Objective
To find annotation for a genome from different organisms.
Theory
Gene genome annotation:
Genome refers to the total genetic material in an organism. Human genome consists of complete set of human genetic information. Genome annotation refers to the attachment of biological information to the sequences. Identification of the genomic portions, introducing the gene elements in the identified portion and adding the biological information to these elements are some of the important concepts in genome annotation.
Annotations can be again divided into different areas like structural annotation and functional annotation.
Structural annotation may include:
Functional annotation includes:
- Biological and Biochemical functions
- Gene regulation and gene interaction
ASAP (A Systematic Annotation Package) is a systematic annotation package for community analysis of genome. It has a genome sequence, annotations and experimental data related to multiple organisms. It is a database which can store and distribute the different gene sequence data and gene expression data. This system allows the user to upload the genome sequence data, its annotation and experimental data after a new study. It allows the user to view and download existing annotations and experiments too. This database provides information about eukaryotes and bacteria. From ASAP login page, one can login as guest to view the publically available sequence data. For registered users contribution of information to the database is also possible. To be a registered user, check for the privacy settings. ASAP supports three levels of user’s public viewers (submitters), annotators and curators.
Annotators view annotations that are reviewed and rejected by the curator. It allows annotators to revise and resubmit annotations by rectifying the errors.
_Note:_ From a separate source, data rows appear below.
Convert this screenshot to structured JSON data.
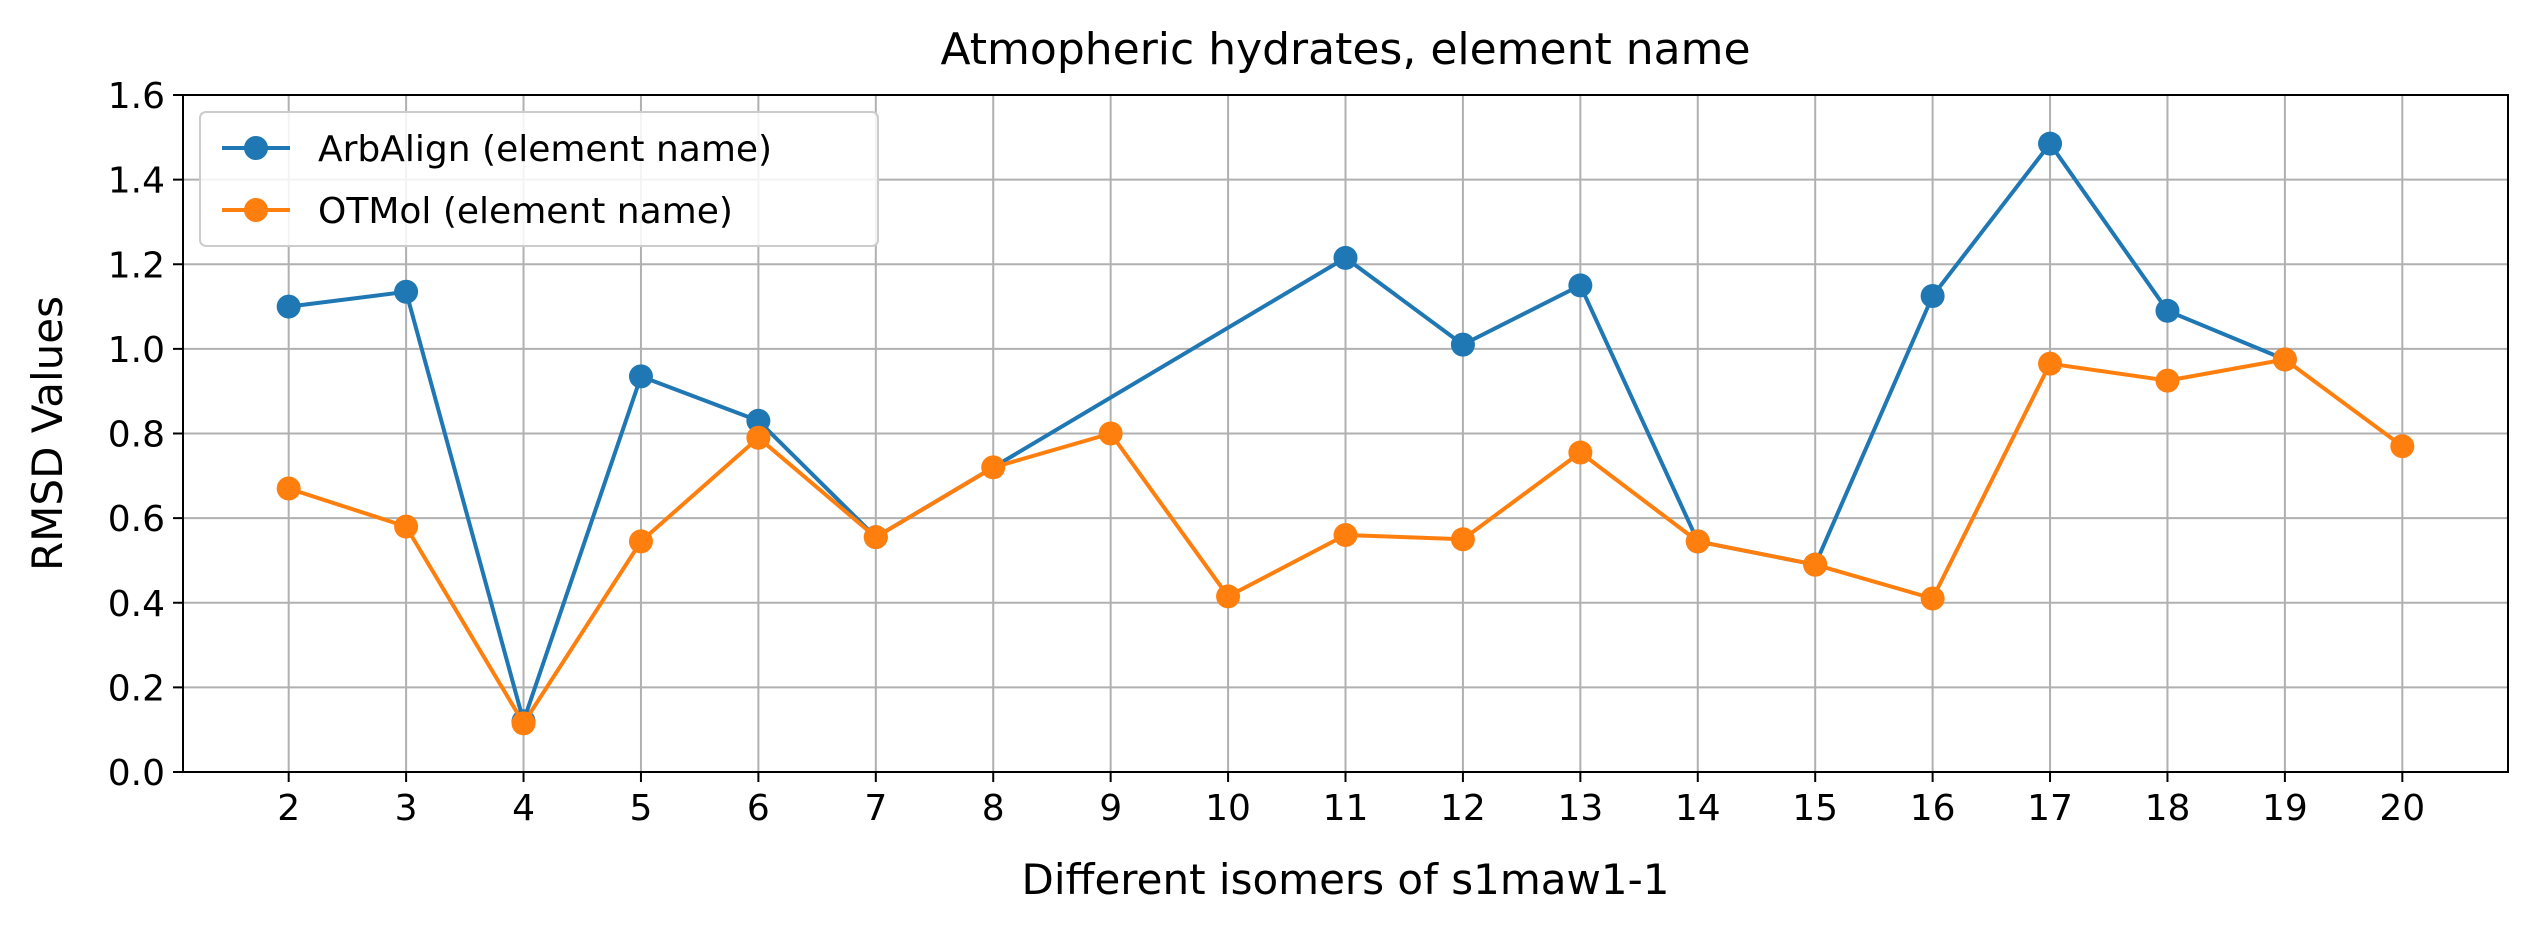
{
  "chart_data": {
    "type": "line",
    "title": "Atmopheric hydrates, element name",
    "xlabel": "Different isomers of s1maw1-1",
    "ylabel": "RMSD Values",
    "ylim": [
      0,
      1.6
    ],
    "xlim": [
      1.1,
      20.9
    ],
    "y_ticks": [
      "0.0",
      "0.2",
      "0.4",
      "0.6",
      "0.8",
      "1.0",
      "1.2",
      "1.4",
      "1.6"
    ],
    "grid": true,
    "legend_position": "top-left",
    "x": [
      2,
      3,
      4,
      5,
      6,
      7,
      8,
      9,
      10,
      11,
      12,
      13,
      14,
      15,
      16,
      17,
      18,
      19,
      20
    ],
    "series": [
      {
        "name": "ArbAlign (element name)",
        "color": "#1f77b4",
        "x": [
          2,
          3,
          4,
          5,
          6,
          7,
          11,
          12,
          13,
          14,
          15,
          16,
          17,
          18,
          19
        ],
        "values": [
          1.1,
          1.135,
          0.12,
          0.935,
          0.83,
          0.555,
          1.215,
          1.01,
          1.15,
          0.545,
          0.49,
          1.125,
          1.485,
          1.09,
          0.975
        ]
      },
      {
        "name": "OTMol (element name)",
        "color": "#ff7f0e",
        "x": [
          2,
          3,
          4,
          5,
          6,
          7,
          8,
          9,
          10,
          11,
          12,
          13,
          14,
          15,
          16,
          17,
          18,
          19,
          20
        ],
        "values": [
          0.67,
          0.58,
          0.115,
          0.545,
          0.79,
          0.555,
          0.72,
          0.8,
          0.415,
          0.56,
          0.55,
          0.755,
          0.545,
          0.49,
          0.41,
          0.965,
          0.925,
          0.975,
          0.77
        ]
      }
    ]
  }
}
Curators have all the functionalities available to the viewers and annotators, curators can edit or delete the existing features and also add new features to the genome. Details of curators can be available in summary data page.
Submitter allows submitting or recollecting the data.
Choosing a version for genome sequence is very important; usually one would prefer to work with an up-to date version of genome sequence.
ASAP can handle multiple sequences associated with different projects, such as short sequence assembled contigs, ESTs/complete genome from multiple chromosomes and plasmids etc. The tools that are available in ASAP searches for annotations across genomes and queries related to these searches produce matching objects. Each feature of these objects corresponds to a nucleotide sequence with in a genome.
HOME PAGE:
Figure 1: Home page of ASAP
Features of ASAP:
Improvement in comparative genomics :
ASAP provides information about genome sequences and their relationships between the annotated proteins. BLAST algorithm finds the best orthologs. PHP scripts are used to download the sequences, run the searches, find the best hits, import the results and parse the results. Adding orthologs is based on the statistics or user defined criteria like E-value and percent identity. BLAST analysis can also predict the false orthologs and have high probability of missing real orthologs.
Whole genome multiple sequence alignment :
Mauve, a multiple sequence alignment tool, used to construct multiple sequence alignment of genome sequences that are uploaded in ASAP. When browsing annotations for a particular gene a user can view the multiple alignments by launching a java applet, which displays genome alignment with the selected gene.
Handling experimental data:
ASAP serves as a repository for experimental data associated with genomes in the database. There are 2 main ways the user can interact with experimental data in ASAP. First way is to select a genome and view the experiment related datasets. The second way is through the gene annotations. When the user checks for a particular gene and if it has entries related to the query, it is shown as a list of experimental dataset o the gene annotation page.
BLAST:
ASAP includes processing and viewing of BLAST output to users as they view or annotate features. BLAST searches are the most common search for easily identifying the gene functions. By providing DNA/protein sequences as a BLAST queries some important features like characterization, motif search, structural characteristics and gene expression data can be obtained. It launches a visualization tool to examine the position of current feature of genome. BLAST searches against the NCBI, “nr†nucleotide database, Genpept, an MG1655-specific protein database, and Pfam protein family search.